This autocratic move of extreme centralization, which continued till 1970 when the military took over under General Yahya Khan, sparked widespread resentment from the people and called for regional autonomy and federalism in the country. Sindhi nationalists regard this period as the “darkest epoch” in their history as the province came under complete dominance of Pakistani Punjabis.

With regards to Sindh, the seeds of discontent were sown during the very creation of Pakistan with the influx of Urdu-speaking Muhajirs from India and express state patronage to transform Karachi, the central city of the province, into the center of Muhajir politics, and imbalance its demographic composition.

The One-Unit plan, therefore, only added fuel to the prevalent disgruntlement as it appropriated and obliterated their local identity. Adopting Urdu as the pan-Pakistan official language further aggravated the situation, impressing the people that their cultural history was at stake.

As Farhan Hanif Siddiqi argues in his 2012 book, The Politics of Ethnicity in Pakistan, this put them at a significant disadvantage “as they had to learn a new language to apply for government jobs and positions.”

These instances gave rise to a persistent sense of alienation among Sindhis. Ghulam Murtaza Syed, regarded as the founding father of modern Sindhi nationalism, even accused Pakistan’s founder, Mohammad Ali Jinnah, of dismembering “Sindh by cutting off Karachi, its leading city, from it and handed it over to the Central administration with Liaquat Ali Khan as its head, for colonization of the town by Muhajirs.
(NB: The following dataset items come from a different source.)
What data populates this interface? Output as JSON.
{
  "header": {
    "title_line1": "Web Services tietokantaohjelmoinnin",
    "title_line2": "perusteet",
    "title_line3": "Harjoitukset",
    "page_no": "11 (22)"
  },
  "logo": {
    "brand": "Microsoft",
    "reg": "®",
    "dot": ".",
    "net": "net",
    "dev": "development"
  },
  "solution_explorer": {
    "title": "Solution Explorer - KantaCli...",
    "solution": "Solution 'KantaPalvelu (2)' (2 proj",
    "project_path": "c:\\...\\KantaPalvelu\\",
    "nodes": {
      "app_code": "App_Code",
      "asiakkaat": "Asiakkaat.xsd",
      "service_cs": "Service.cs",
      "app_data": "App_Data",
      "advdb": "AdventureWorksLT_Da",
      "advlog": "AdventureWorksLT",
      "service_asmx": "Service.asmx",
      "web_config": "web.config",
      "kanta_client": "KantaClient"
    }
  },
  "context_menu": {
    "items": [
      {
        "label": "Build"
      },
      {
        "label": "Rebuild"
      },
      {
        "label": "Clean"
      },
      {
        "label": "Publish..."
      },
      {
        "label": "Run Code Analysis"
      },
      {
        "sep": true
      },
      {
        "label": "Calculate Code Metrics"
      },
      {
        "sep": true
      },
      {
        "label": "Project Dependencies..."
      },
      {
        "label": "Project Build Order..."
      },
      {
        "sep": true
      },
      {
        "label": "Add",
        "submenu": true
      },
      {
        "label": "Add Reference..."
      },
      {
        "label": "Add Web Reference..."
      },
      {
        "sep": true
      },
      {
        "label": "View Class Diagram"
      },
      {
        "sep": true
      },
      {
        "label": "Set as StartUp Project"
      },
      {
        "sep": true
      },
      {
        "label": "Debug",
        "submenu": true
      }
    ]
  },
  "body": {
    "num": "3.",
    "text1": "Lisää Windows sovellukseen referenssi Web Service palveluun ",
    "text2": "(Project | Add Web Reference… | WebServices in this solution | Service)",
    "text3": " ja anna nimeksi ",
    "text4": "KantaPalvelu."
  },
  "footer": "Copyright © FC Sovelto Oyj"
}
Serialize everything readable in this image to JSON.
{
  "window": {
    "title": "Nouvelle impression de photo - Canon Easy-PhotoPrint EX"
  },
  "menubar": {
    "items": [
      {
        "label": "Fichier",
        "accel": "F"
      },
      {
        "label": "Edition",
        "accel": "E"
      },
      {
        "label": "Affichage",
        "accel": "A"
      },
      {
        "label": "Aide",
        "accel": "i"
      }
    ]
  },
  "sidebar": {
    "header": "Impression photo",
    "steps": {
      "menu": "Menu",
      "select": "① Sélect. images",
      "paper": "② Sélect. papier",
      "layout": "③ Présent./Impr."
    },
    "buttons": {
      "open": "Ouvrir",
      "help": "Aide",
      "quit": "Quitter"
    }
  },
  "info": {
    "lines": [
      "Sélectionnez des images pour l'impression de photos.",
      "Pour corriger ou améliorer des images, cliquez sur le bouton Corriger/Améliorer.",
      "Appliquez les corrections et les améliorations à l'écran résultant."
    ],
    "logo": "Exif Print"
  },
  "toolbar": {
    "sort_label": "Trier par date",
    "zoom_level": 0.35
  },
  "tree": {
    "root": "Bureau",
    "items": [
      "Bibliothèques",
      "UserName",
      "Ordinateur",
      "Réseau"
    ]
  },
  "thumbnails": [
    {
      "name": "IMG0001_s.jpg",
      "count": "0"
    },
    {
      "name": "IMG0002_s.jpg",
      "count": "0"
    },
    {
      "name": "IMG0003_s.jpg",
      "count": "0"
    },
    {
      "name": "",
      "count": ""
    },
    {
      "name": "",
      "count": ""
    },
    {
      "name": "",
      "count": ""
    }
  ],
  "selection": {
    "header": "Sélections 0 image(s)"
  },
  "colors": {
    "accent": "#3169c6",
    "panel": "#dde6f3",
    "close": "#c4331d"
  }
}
For the Sindhis, the flight of socio-economic dominant Hindus to India during partition did not translate into any gain as Muhajirs took over the properties as well as the administrative jobs and hence continued being rendered at the lowest pedestal of the socio-economic pyramid of the country.

With continued marginalization at the hands of the Pakistani establishment, Syed, for the first time, called for the independence of Sindh and the establishment of ethnic Sindhudesh in 1972. These calls for freedom were also influenced by the dismemberment of Pakistan through the creation of Bangladesh a year ago in 1971 on ethnolinguistic differentiation.

Syed, in his 1974 book “A Nation in Chains: Sindhudesh,” which provides a blueprint and his conception of Sindhudesh, asserted that Sindh cherished a distinct language and culture, being home to Indus Valley Civilisation, and a 5,000-year-old history “which any nation and any country in the world would feel the greatest of pride to own and cherish.”

Apart from Syed, the other two most influential leaders shaping the Sindhi nationalist consciousness included Ibrahim Joyo and Shaikh Ayaz, jointly referred to as the “Sufi saints of Sindhi nationalism.”

Syed, who endured nearly 30 years of incarceration for Sindhi nationalist politics, further gave an organizational shape to the movement by establishing Jeay Sindh Mahaz in 1972, which riled the Pakistani state with its open calls for the liberation of Sindh and the establishment of Sindudesh.

Given the high-handed approach of the Pakistani Army, the movement gradually descended into an armed struggle where several outfits have taken up the cause of the Sindhudesh establishment. Some of the prominent resistance groups include the Sindhudesh Liberation Army (SLA), Jeay Sindh Qaumi Mahaz (JSQM), Jeay Sindh Muttahida Mahaz (JSMM), Jeay Sindh Students’ Federation (JSSF), among others.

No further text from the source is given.